In this way I can define,
$G:\mathbb{D}\longrightarrow \text{SU}(1,1)$, $G(z)=G(re^{i\psi})=\left( \begin{array}{ccc}
e^{i\psi} & 0 \\\ 0 & e^{-i\psi} \end{array} \right)\left( \begin{array}{ccc}
\sqrt{1+r^2} & r\\\ r & \sqrt{1+r^2} \end{array} \right)$. Note that $\sqrt{1+r^2}\geq 1$, $r\geq 0$ and also $(\sqrt{1+r^2})^2-r^2=1$
${Claim:}$ $G:\mathbb{D}\longrightarrow \text{SU}(1,1)$ define a section.

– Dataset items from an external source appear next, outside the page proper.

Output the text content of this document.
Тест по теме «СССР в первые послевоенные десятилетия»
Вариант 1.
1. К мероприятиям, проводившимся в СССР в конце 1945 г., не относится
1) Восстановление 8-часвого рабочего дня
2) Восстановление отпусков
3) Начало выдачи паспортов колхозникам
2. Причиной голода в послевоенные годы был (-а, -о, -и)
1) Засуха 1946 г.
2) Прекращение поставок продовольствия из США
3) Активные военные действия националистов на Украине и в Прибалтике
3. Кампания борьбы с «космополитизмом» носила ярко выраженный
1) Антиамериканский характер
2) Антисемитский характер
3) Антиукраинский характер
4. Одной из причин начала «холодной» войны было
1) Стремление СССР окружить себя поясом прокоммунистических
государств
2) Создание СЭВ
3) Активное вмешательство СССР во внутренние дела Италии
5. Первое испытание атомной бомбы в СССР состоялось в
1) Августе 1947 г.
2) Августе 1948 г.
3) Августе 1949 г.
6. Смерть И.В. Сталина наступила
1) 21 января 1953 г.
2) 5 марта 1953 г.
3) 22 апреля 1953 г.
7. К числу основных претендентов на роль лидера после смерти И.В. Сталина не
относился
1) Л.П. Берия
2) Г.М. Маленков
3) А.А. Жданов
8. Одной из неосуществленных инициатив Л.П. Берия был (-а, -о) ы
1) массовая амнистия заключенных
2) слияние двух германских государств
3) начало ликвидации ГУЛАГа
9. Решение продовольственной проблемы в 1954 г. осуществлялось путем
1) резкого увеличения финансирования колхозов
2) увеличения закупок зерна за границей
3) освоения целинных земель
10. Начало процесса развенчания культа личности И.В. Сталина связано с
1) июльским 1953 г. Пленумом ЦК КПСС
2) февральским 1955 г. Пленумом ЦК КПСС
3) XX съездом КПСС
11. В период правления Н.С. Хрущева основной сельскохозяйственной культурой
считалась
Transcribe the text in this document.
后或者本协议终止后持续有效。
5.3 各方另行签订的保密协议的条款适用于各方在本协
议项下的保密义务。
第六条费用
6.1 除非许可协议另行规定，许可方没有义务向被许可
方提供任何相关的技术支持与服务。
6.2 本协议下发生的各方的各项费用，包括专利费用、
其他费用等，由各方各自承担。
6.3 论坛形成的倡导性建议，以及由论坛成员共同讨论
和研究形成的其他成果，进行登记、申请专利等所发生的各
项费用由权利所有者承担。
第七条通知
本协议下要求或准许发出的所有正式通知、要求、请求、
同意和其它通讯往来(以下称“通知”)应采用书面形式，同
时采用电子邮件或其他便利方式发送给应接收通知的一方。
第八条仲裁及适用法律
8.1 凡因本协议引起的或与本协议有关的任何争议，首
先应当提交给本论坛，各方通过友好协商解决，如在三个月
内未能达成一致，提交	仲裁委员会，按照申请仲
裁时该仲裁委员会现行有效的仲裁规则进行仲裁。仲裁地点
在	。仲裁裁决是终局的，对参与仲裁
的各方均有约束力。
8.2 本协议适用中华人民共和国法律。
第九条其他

We must show that $\rho \circ G = I_d $, i.e $[G(z)]=[z]$, $\forall z\in\mathbb{D}$
In effect
$[G(z)]=[G(re^{i\psi})]=\left( \begin{array}{ccc}
\sqrt{1+r^2}e^{i\psi} & re^{i\psi}\\\ re^{-i\psi} & \sqrt{1+r^2}e^{-i\psi} \end{array} \right)U(1)$
$=\left( \begin{array}{ccc}
\sqrt{1+r^2}e^{i\psi} & re^{i\psi}\\\ re^{-i\psi} & \sqrt{1+r^2}e^{-i\psi} \end{array} \right)\left( \begin{array}{ccc}
e^{-i\psi} & 0 \\\ 0 & e^{i\psi} \end{array} \right)U(1)$
$=\left( \begin{array}{ccc}
\sqrt{1+r^2} & re^{2i\psi}\\\ re^{-2i\psi} & \sqrt{1+r^2} \end{array} \right)U(1)$
$=re^{i\psi}U(1)$?
My question is: can I identify the elements of $\mathbb{D}$ with those of $ \text{SU}(1,1)$ in such a way that what I intend to prove is fulfilled?
Best Answer
Identify $SU(1,1)/U(1)$ with $\Bbb D$ via $g\mapsto g(0)$, where we interpret $g$ as a Mobius transformation.
The section condition now reads $G(g)(0)= e^{i\theta(z)}S(z)/C(z)=z$. Clearly $\theta(z)=\psi$. Taking absolute values, we may substitute $|S(z)|=|z||C(z)|$ into $C(z)^2-S(z)^2=1$ to solve for $C(z)$ and $S(z)$.